About This Recipe
1 leek, trimmed and chopped
4 cloves of garlic, thinly sliced
6 rashers of streaky bacon, chopped
6 chicken thigh fillets (about 600g), halved
½ cup of seasoned plain flour*
200g chestnut mushrooms, halved
6 new potatoes, quartered
½ cup dry white wine
1 cup chicken stock
4 sprigs of fresh thyme
1 sprig of dill
- Bring some water to the boil in a small pan, and simmer the potato quarters for 8-10 minutes until starting to soften, then drain and set aside.
- Meanwhile, fry the leek and bacon with a splash of olive oil in a large, deep frying pan, until the leek is soft.

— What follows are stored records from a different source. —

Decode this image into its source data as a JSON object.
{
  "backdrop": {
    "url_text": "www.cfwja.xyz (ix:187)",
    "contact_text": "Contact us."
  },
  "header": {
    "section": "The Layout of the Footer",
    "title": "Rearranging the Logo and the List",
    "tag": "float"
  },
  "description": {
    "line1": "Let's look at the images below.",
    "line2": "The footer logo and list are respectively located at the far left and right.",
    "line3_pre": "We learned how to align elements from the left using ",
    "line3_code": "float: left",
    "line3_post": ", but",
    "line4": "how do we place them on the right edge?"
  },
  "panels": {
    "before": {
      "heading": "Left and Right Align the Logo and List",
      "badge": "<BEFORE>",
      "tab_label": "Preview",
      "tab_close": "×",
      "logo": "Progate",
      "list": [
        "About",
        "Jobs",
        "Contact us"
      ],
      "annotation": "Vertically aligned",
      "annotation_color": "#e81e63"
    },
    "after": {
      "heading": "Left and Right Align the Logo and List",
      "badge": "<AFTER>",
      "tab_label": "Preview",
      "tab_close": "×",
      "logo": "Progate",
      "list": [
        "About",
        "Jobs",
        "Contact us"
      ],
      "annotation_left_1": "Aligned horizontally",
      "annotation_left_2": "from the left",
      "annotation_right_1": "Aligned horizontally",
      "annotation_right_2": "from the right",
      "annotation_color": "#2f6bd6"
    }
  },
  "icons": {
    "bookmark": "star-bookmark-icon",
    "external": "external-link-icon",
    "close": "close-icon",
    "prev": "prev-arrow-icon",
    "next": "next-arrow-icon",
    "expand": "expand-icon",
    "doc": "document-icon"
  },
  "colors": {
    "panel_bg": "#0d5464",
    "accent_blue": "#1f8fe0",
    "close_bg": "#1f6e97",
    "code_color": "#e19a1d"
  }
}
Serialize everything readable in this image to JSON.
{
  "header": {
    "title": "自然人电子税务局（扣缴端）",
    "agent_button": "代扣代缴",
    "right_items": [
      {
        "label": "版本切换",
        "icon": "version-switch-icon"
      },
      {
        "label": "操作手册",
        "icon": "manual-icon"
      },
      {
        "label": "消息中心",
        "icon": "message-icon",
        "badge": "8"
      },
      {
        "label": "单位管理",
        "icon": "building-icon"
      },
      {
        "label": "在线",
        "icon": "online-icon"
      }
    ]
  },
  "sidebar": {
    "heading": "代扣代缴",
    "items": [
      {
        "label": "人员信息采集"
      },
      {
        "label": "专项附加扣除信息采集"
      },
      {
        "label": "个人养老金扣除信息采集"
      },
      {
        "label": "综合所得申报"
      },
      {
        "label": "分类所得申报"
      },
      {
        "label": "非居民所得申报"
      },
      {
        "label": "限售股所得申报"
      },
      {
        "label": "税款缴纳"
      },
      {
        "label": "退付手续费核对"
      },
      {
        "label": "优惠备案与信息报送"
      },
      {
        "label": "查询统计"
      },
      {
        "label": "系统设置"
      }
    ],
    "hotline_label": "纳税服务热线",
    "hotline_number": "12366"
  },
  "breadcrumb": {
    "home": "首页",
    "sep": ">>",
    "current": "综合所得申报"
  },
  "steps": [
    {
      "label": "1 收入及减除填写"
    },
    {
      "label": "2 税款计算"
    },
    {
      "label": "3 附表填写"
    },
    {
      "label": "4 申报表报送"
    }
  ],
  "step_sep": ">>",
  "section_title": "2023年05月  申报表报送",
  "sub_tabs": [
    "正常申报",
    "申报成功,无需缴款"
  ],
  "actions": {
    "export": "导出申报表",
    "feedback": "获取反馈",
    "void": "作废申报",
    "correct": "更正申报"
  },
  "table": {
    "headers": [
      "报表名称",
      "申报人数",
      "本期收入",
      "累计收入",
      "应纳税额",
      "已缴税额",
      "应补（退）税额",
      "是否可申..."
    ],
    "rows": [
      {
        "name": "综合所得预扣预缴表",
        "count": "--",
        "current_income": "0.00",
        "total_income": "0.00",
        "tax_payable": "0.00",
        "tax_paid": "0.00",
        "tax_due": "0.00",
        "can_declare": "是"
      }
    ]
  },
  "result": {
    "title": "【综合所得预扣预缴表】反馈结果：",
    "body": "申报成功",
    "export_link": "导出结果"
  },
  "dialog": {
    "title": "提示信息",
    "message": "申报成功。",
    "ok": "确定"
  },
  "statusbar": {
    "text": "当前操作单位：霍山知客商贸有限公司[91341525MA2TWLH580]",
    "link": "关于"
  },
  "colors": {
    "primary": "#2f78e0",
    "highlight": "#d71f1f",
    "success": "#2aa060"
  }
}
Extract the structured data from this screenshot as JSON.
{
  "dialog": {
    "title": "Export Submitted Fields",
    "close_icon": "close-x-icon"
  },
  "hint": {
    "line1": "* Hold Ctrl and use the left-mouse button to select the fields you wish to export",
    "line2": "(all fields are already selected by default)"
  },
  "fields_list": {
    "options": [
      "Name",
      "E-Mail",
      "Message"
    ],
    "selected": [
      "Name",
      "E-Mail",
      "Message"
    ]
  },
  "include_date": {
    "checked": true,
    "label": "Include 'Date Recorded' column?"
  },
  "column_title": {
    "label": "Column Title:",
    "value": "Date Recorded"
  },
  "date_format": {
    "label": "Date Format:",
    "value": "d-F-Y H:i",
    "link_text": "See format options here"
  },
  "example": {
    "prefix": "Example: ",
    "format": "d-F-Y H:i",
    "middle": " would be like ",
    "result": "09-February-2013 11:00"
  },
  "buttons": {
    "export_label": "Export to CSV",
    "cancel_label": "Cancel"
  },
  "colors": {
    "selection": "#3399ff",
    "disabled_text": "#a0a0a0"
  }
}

- Dust the chicken thighs in the flour* and add to the pan with the leek and bacon. Cook over a medium-high heat, turning regularly until the chicken is golden. Add the mushrooms and par-cooked potatoes and fry for 2 minutes, then add the rest of the ingredients.
- Simmer for 20 minutes until the liquid has reduced and the sauce thickened, then serve.
- A hunk of crusty bread can be good with this dish, for wiping the plate clean.
* Skip this part, if you are cooking gluten-free. The flour helps to thicken the sauce, but it’s not essential.